Mixed histiocytosis (MH), the coexistence of two or more histiocytic disorders in the same patient, is rare and poorly understood. Langerhans cell histiocytosis (LCH) is a clonal myeloid disorder characterized by infiltration of pathological antigen-presenting cells with morphological and phenotypic resemblance to Langerhans cells. Activating mutations of the MAPK/ERK signaling cascade represent the principal driver of LCH pathogenesis and are also central to Erdheim-Chester disease (ECD).

Methods

We present a 34-year-old patient diagnosed with a mixed form of LCH and ECD involving the kidneys, skin, bones, ENT organs, eyes, and central nervous system. The clinical phenotype included diabetes insipidus, chronic otitis externa, and suspected hereditary anemia and hemochromatosis. Tissue samples were examined using histochemical, immunohistochemical, and immunofluorescence methods, along with whole-exome sequencing (WES) of blood and skin. The patient demonstrated a partial clinical and laboratory response to targeted therapy with trametinib and desmopressin.

Results

Comparison of WES data from blood and skin revealed 71,953 shared variants consistent with likely germline origin, 3,081 somatic variants in skin, and 2,633 in blood. A low-level mosaic BRAF V600E mutation (variant allele frequency 1%) was identified in skin, in addition to pathogenic germline variants in STEAP3 (c.523–2 A > T, NM_182915.3) and SLC40A1 (c.332T > A, p.Met111Lys, NM_014585.6). Immunofluorescence of bone marrow trephine biopsy demonstrated heterogeneous cellular populations: sparse tryptase-positive mast cells with minimal intercellular contacts; Vimentin+CD11bCD34+ (0.68%) and Vimentin+CD11b+CD34 (7.78%) stromal subsets; and a predominance of CD68+ cells (55.61%) over S100+ cells (43.02%).
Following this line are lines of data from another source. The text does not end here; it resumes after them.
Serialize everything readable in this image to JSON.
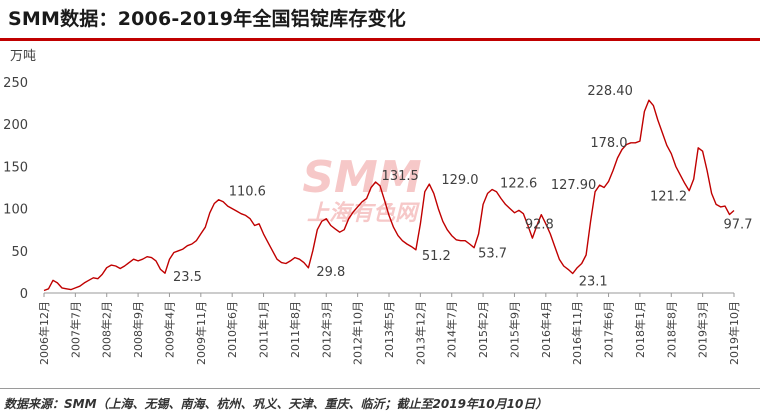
{
  "title": "SMM数据：2006-2019年全国铝锭库存变化",
  "source": "数据来源：SMM（上海、无锡、南海、杭州、巩义、天津、重庆、临沂；截止至2019年10月10日）",
  "watermark": {
    "brand": "SMM",
    "name": "上海有色网",
    "color": "#f4b6b6"
  },
  "colors": {
    "line": "#c00000",
    "title_rule": "#c00000",
    "axis": "#999999",
    "text": "#404040"
  },
  "chart_data": {
    "type": "line",
    "ylabel": "万吨",
    "ylim": [
      0,
      250
    ],
    "yticks": [
      0,
      50,
      100,
      150,
      200,
      250
    ],
    "grid": false,
    "xlim": [
      "2006-12",
      "2019-10"
    ],
    "xticks": [
      "2006年12月",
      "2007年7月",
      "2008年2月",
      "2008年9月",
      "2009年4月",
      "2009年11月",
      "2010年6月",
      "2011年1月",
      "2011年8月",
      "2012年3月",
      "2012年10月",
      "2013年5月",
      "2013年12月",
      "2014年7月",
      "2015年2月",
      "2015年9月",
      "2016年4月",
      "2016年11月",
      "2017年6月",
      "2018年1月",
      "2018年8月",
      "2019年3月",
      "2019年10月"
    ],
    "series": [
      {
        "values": [
          [
            "2006-12",
            3
          ],
          [
            "2007-01",
            5
          ],
          [
            "2007-02",
            15
          ],
          [
            "2007-03",
            12
          ],
          [
            "2007-04",
            6
          ],
          [
            "2007-05",
            5
          ],
          [
            "2007-06",
            4
          ],
          [
            "2007-07",
            6
          ],
          [
            "2007-08",
            8
          ],
          [
            "2007-09",
            12
          ],
          [
            "2007-10",
            15
          ],
          [
            "2007-11",
            18
          ],
          [
            "2007-12",
            17
          ],
          [
            "2008-01",
            22
          ],
          [
            "2008-02",
            30
          ],
          [
            "2008-03",
            33
          ],
          [
            "2008-04",
            32
          ],
          [
            "2008-05",
            29
          ],
          [
            "2008-06",
            32
          ],
          [
            "2008-07",
            36
          ],
          [
            "2008-08",
            40
          ],
          [
            "2008-09",
            38
          ],
          [
            "2008-10",
            40
          ],
          [
            "2008-11",
            43
          ],
          [
            "2008-12",
            42
          ],
          [
            "2009-01",
            38
          ],
          [
            "2009-02",
            28
          ],
          [
            "2009-03",
            23.5
          ],
          [
            "2009-04",
            40
          ],
          [
            "2009-05",
            48
          ],
          [
            "2009-06",
            50
          ],
          [
            "2009-07",
            52
          ],
          [
            "2009-08",
            56
          ],
          [
            "2009-09",
            58
          ],
          [
            "2009-10",
            62
          ],
          [
            "2009-11",
            70
          ],
          [
            "2009-12",
            78
          ],
          [
            "2010-01",
            95
          ],
          [
            "2010-02",
            106
          ],
          [
            "2010-03",
            110.6
          ],
          [
            "2010-04",
            108
          ],
          [
            "2010-05",
            103
          ],
          [
            "2010-06",
            100
          ],
          [
            "2010-07",
            97
          ],
          [
            "2010-08",
            94
          ],
          [
            "2010-09",
            92
          ],
          [
            "2010-10",
            88
          ],
          [
            "2010-11",
            80
          ],
          [
            "2010-12",
            82
          ],
          [
            "2011-01",
            70
          ],
          [
            "2011-02",
            60
          ],
          [
            "2011-03",
            50
          ],
          [
            "2011-04",
            40
          ],
          [
            "2011-05",
            36
          ],
          [
            "2011-06",
            35
          ],
          [
            "2011-07",
            38
          ],
          [
            "2011-08",
            42
          ],
          [
            "2011-09",
            40
          ],
          [
            "2011-10",
            36
          ],
          [
            "2011-11",
            29.8
          ],
          [
            "2011-12",
            50
          ],
          [
            "2012-01",
            75
          ],
          [
            "2012-02",
            85
          ],
          [
            "2012-03",
            88
          ],
          [
            "2012-04",
            80
          ],
          [
            "2012-05",
            76
          ],
          [
            "2012-06",
            72
          ],
          [
            "2012-07",
            75
          ],
          [
            "2012-08",
            88
          ],
          [
            "2012-09",
            96
          ],
          [
            "2012-10",
            102
          ],
          [
            "2012-11",
            108
          ],
          [
            "2012-12",
            112
          ],
          [
            "2013-01",
            125
          ],
          [
            "2013-02",
            131.5
          ],
          [
            "2013-03",
            127
          ],
          [
            "2013-04",
            110
          ],
          [
            "2013-05",
            92
          ],
          [
            "2013-06",
            78
          ],
          [
            "2013-07",
            68
          ],
          [
            "2013-08",
            62
          ],
          [
            "2013-09",
            58
          ],
          [
            "2013-10",
            55
          ],
          [
            "2013-11",
            51.2
          ],
          [
            "2013-12",
            82
          ],
          [
            "2014-01",
            120
          ],
          [
            "2014-02",
            129.0
          ],
          [
            "2014-03",
            118
          ],
          [
            "2014-04",
            100
          ],
          [
            "2014-05",
            85
          ],
          [
            "2014-06",
            75
          ],
          [
            "2014-07",
            68
          ],
          [
            "2014-08",
            63
          ],
          [
            "2014-09",
            62
          ],
          [
            "2014-10",
            62
          ],
          [
            "2014-11",
            58
          ],
          [
            "2014-12",
            53.7
          ],
          [
            "2015-01",
            70
          ],
          [
            "2015-02",
            105
          ],
          [
            "2015-03",
            118
          ],
          [
            "2015-04",
            122.6
          ],
          [
            "2015-05",
            120
          ],
          [
            "2015-06",
            112
          ],
          [
            "2015-07",
            105
          ],
          [
            "2015-08",
            100
          ],
          [
            "2015-09",
            95
          ],
          [
            "2015-10",
            98
          ],
          [
            "2015-11",
            94
          ],
          [
            "2015-12",
            80
          ],
          [
            "2016-01",
            65
          ],
          [
            "2016-02",
            80
          ],
          [
            "2016-03",
            92.8
          ],
          [
            "2016-04",
            82
          ],
          [
            "2016-05",
            70
          ],
          [
            "2016-06",
            55
          ],
          [
            "2016-07",
            40
          ],
          [
            "2016-08",
            32
          ],
          [
            "2016-09",
            28
          ],
          [
            "2016-10",
            23.1
          ],
          [
            "2016-11",
            30
          ],
          [
            "2016-12",
            35
          ],
          [
            "2017-01",
            45
          ],
          [
            "2017-02",
            85
          ],
          [
            "2017-03",
            120
          ],
          [
            "2017-04",
            127.9
          ],
          [
            "2017-05",
            125
          ],
          [
            "2017-06",
            132
          ],
          [
            "2017-07",
            145
          ],
          [
            "2017-08",
            160
          ],
          [
            "2017-09",
            170
          ],
          [
            "2017-10",
            176
          ],
          [
            "2017-11",
            178.0
          ],
          [
            "2017-12",
            178
          ],
          [
            "2018-01",
            180
          ],
          [
            "2018-02",
            215
          ],
          [
            "2018-03",
            228.4
          ],
          [
            "2018-04",
            222
          ],
          [
            "2018-05",
            205
          ],
          [
            "2018-06",
            190
          ],
          [
            "2018-07",
            175
          ],
          [
            "2018-08",
            165
          ],
          [
            "2018-09",
            150
          ],
          [
            "2018-10",
            140
          ],
          [
            "2018-11",
            130
          ],
          [
            "2018-12",
            121.2
          ],
          [
            "2019-01",
            135
          ],
          [
            "2019-02",
            172
          ],
          [
            "2019-03",
            168
          ],
          [
            "2019-04",
            145
          ],
          [
            "2019-05",
            118
          ],
          [
            "2019-06",
            105
          ],
          [
            "2019-07",
            102
          ],
          [
            "2019-08",
            103
          ],
          [
            "2019-09",
            93
          ],
          [
            "2019-10",
            97.7
          ]
        ]
      }
    ],
    "annotations": [
      {
        "text": "23.5",
        "x": "2009-03",
        "y": 23.5
      },
      {
        "text": "110.6",
        "x": "2010-03",
        "y": 110.6
      },
      {
        "text": "29.8",
        "x": "2011-11",
        "y": 29.8
      },
      {
        "text": "131.5",
        "x": "2013-02",
        "y": 131.5
      },
      {
        "text": "51.2",
        "x": "2013-11",
        "y": 51.2
      },
      {
        "text": "129.0",
        "x": "2014-02",
        "y": 129.0
      },
      {
        "text": "53.7",
        "x": "2014-12",
        "y": 53.7
      },
      {
        "text": "122.6",
        "x": "2015-04",
        "y": 122.6
      },
      {
        "text": "92.8",
        "x": "2016-03",
        "y": 92.8
      },
      {
        "text": "23.1",
        "x": "2016-10",
        "y": 23.1
      },
      {
        "text": "127.90",
        "x": "2017-04",
        "y": 127.9
      },
      {
        "text": "178.0",
        "x": "2017-11",
        "y": 178.0
      },
      {
        "text": "228.40",
        "x": "2018-03",
        "y": 228.4
      },
      {
        "text": "121.2",
        "x": "2018-12",
        "y": 121.2
      },
      {
        "text": "97.7",
        "x": "2019-10",
        "y": 97.7
      }
    ]
  }
}
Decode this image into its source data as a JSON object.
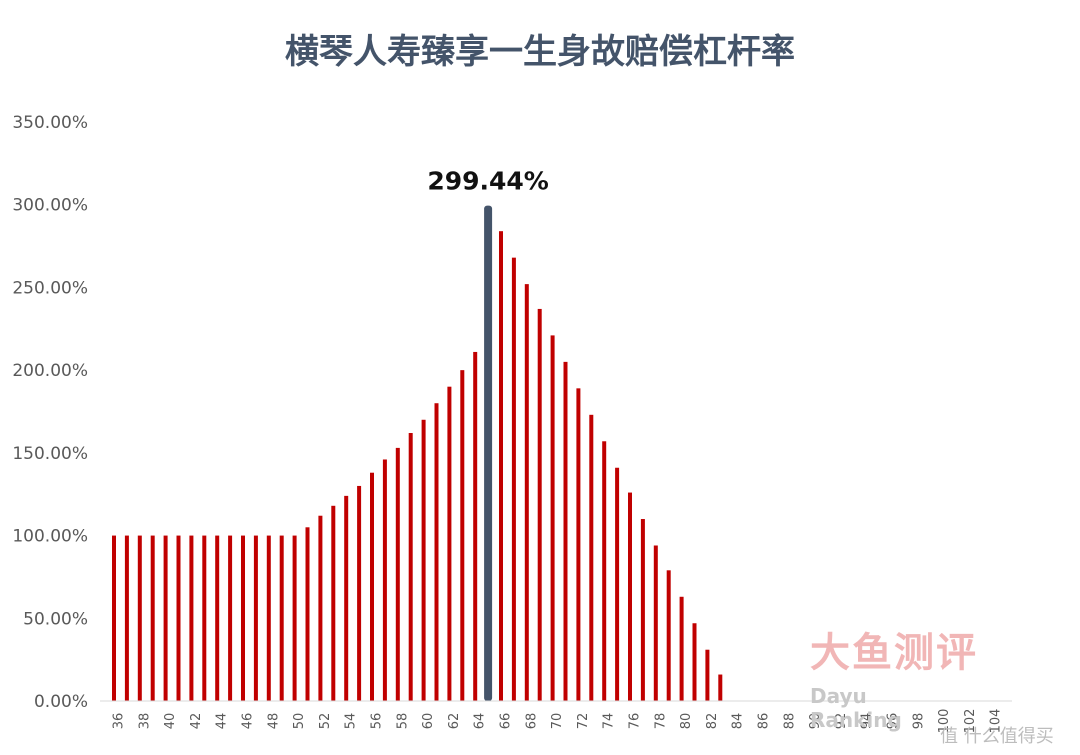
{
  "chart_data": {
    "type": "bar",
    "title": "横琴人寿臻享一生身故赔偿杠杆率",
    "xlabel": "",
    "ylabel": "",
    "ylim": [
      0,
      350
    ],
    "y_ticks": [
      0,
      50,
      100,
      150,
      200,
      250,
      300,
      350
    ],
    "y_tick_labels": [
      "0.00%",
      "50.00%",
      "100.00%",
      "150.00%",
      "200.00%",
      "250.00%",
      "300.00%",
      "350.00%"
    ],
    "x_tick_labels": [
      "36",
      "38",
      "40",
      "42",
      "44",
      "46",
      "48",
      "50",
      "52",
      "54",
      "56",
      "58",
      "60",
      "62",
      "64",
      "66",
      "68",
      "70",
      "72",
      "74",
      "76",
      "78",
      "80",
      "82",
      "84",
      "86",
      "88",
      "90",
      "92",
      "94",
      "96",
      "98",
      "100",
      "102",
      "104"
    ],
    "categories": [
      36,
      37,
      38,
      39,
      40,
      41,
      42,
      43,
      44,
      45,
      46,
      47,
      48,
      49,
      50,
      51,
      52,
      53,
      54,
      55,
      56,
      57,
      58,
      59,
      60,
      61,
      62,
      63,
      64,
      65,
      66,
      67,
      68,
      69,
      70,
      71,
      72,
      73,
      74,
      75,
      76,
      77,
      78,
      79,
      80,
      81,
      82,
      83,
      84,
      85,
      86,
      87,
      88,
      89,
      90,
      91,
      92,
      93,
      94,
      95,
      96,
      97,
      98,
      99,
      100,
      101,
      102,
      103,
      104
    ],
    "values": [
      100,
      100,
      100,
      100,
      100,
      100,
      100,
      100,
      100,
      100,
      100,
      100,
      100,
      100,
      100,
      105,
      112,
      118,
      124,
      130,
      138,
      146,
      153,
      162,
      170,
      180,
      190,
      200,
      211,
      299.44,
      284,
      268,
      252,
      237,
      221,
      205,
      189,
      173,
      157,
      141,
      126,
      110,
      94,
      79,
      63,
      47,
      31,
      16,
      0,
      0,
      0,
      0,
      0,
      0,
      0,
      0,
      0,
      0,
      0,
      0,
      0,
      0,
      0,
      0,
      0,
      0,
      0,
      0,
      0
    ],
    "highlight": {
      "category": 65,
      "value": 299.44,
      "label": "299.44%",
      "color": "#44546a"
    },
    "bar_color": "#c00000",
    "grid": false
  },
  "watermark": {
    "cn": "大鱼测评",
    "en": "Dayu Ranking"
  },
  "corner_mark": "值 什么值得买"
}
Double-positive CD68+S100+ cells were infrequent (2.174%), consistent with transitional stages of Langerhans cells toward LCH cells (up to 4.81%). This hybrid microenvironment paralleled the patient’s systemic inflammatory activity (elevated acute-phase reactants), multi-organ involvement, and renal interstitial fibrosis/tubular atrophy with impaired kidney function, without serological or histological evidence of vasculitis.

Conclusion

This case illustrates the histological heterogeneity and hybrid nature of MH, where canonical dendritic LCH cells coexist with macrophage-rich ECD-like infiltrate. An integrated approach involving a multidisciplinary clinical team, thorough molecular genetic testing, and the application of targeted therapy is essential for improving prognosis and quality of life in young patients.